Twenty-one

After that, I began to feel a growing sense of urgency. Something was telling me that we needed to get home as fast as possible. So I picked up the pace as much as I could, buying more ready food along the way when we could, and not stopping until after dark each day. They grumbled, but put up with it.

Finally, at long, long last, we came into familiar territory. As Gino had told us that Marianna and the others had done, we took the side road past the hacienda, and pulled off into the stand of woods half a mile away from the house just before dark. The sense that had been riding me told me to go cautiously, and a few minutes later, I was glad I had.

I tossed Alaric up onto a tree branch, and Diego, Costa, and I walked carefully to the crest of the hill overlooking the hacienda, and stopped short. It was no longer deserted as Gino had said. Instead, all signs pointed to it having been invaded. Drunken shouting was spilling out of broken windows, a fire was going in the kitchen from the smoke pouring out of the chimney, and horses wandered among the vegetable gardens, still saddled. I counted more than a dozen.

Diego hissed at me to leave them and go on to the pueblo to find the family, but I shook my head, hard. Never leave an enemy at your back. He knew better, he was just on needles. So we pulled back to the woods, I had them quietly set up a quick defensible camp that could be vacated at a moment's notice, and had the men gear up for silent battle, going on foot for the time but leaving their horses saddled and ready.

Diego and I led them around through the hills to where we knew the secret tunnel he had used as Zorro came out, opened the way, and led them through the dark. We rounded the last corner together, my brother and I – and came to a skidding halt, facing three lethal rifles pointed at us. Quiet as we were, they had heard us coming. I threw up my hand and heard Costa softly call the halt, which was quickly passed back down the line.
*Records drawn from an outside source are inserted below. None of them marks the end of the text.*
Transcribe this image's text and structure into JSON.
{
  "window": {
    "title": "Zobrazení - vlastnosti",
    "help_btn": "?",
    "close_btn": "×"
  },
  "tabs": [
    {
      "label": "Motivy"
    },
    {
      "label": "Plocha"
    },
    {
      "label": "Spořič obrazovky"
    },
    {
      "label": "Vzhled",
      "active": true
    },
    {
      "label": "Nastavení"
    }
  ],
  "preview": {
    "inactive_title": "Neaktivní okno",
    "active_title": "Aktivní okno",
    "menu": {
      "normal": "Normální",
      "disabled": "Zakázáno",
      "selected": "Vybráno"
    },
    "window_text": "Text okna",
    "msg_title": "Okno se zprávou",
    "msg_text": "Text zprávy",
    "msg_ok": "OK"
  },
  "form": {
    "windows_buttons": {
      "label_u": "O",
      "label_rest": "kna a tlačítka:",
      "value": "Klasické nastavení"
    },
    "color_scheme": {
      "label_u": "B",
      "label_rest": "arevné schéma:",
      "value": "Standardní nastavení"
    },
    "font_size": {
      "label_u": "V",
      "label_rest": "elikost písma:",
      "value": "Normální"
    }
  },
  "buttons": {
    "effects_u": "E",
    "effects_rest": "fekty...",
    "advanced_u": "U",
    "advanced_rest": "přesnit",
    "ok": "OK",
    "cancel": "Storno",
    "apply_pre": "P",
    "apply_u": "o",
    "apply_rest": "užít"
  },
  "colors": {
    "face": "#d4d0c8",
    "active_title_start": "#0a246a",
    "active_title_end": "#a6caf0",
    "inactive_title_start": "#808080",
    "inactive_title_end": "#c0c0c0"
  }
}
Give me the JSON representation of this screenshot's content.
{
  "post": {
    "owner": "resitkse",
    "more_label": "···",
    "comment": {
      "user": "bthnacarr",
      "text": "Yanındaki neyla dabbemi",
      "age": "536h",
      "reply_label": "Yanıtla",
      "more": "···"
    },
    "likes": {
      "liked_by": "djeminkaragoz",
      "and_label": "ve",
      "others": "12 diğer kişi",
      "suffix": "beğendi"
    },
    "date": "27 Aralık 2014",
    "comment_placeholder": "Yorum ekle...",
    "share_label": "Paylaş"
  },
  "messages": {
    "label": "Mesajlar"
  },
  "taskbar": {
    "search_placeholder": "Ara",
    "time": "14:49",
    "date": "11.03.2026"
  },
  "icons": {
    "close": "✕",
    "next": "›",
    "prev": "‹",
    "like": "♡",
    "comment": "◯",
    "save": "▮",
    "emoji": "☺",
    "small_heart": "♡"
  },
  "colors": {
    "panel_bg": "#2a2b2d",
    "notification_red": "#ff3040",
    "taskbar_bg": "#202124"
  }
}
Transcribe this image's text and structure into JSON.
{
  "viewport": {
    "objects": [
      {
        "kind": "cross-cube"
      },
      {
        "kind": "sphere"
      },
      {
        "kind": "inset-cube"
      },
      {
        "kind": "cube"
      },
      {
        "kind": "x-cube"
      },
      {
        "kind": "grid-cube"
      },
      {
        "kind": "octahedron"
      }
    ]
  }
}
I managed to take in the faces behind the rifles – Jaime Mendoza and Miguel Cordoba were flanking Father – Don Alejandro – in the middle. Then my gaze was wrenched to the left, to see Anita Cordoba, Victoria, a few small children... and Marianna. She gasped out my name and was in my arms a moment later. I dimly heard Diego ask seriously, "Are you really going to shoot me, Father?" before Victoria had brushed past me and flung herself into her long-absent husband's arms as well.

To breathe again after being held underwater for a year, to have an arm hanging lifelessly then suddenly regain its use, to come out of a cave into the sun after a lifetime in the dark – that is what it was like holding my beloved again. I can say no better.

After a few minutes I was able to think somewhat coherently again. "Are you all right?" I asked over and over, until she put her hand over my mouth to stop it. "The baby?" I breathed past it, steeling myself for dreadful news, but she laughed again, softly, and turned to look down at her side. There, lying in a box upon an old bale of hay, was a tiny scrap of human. "This is your son, Agostino," she said simply.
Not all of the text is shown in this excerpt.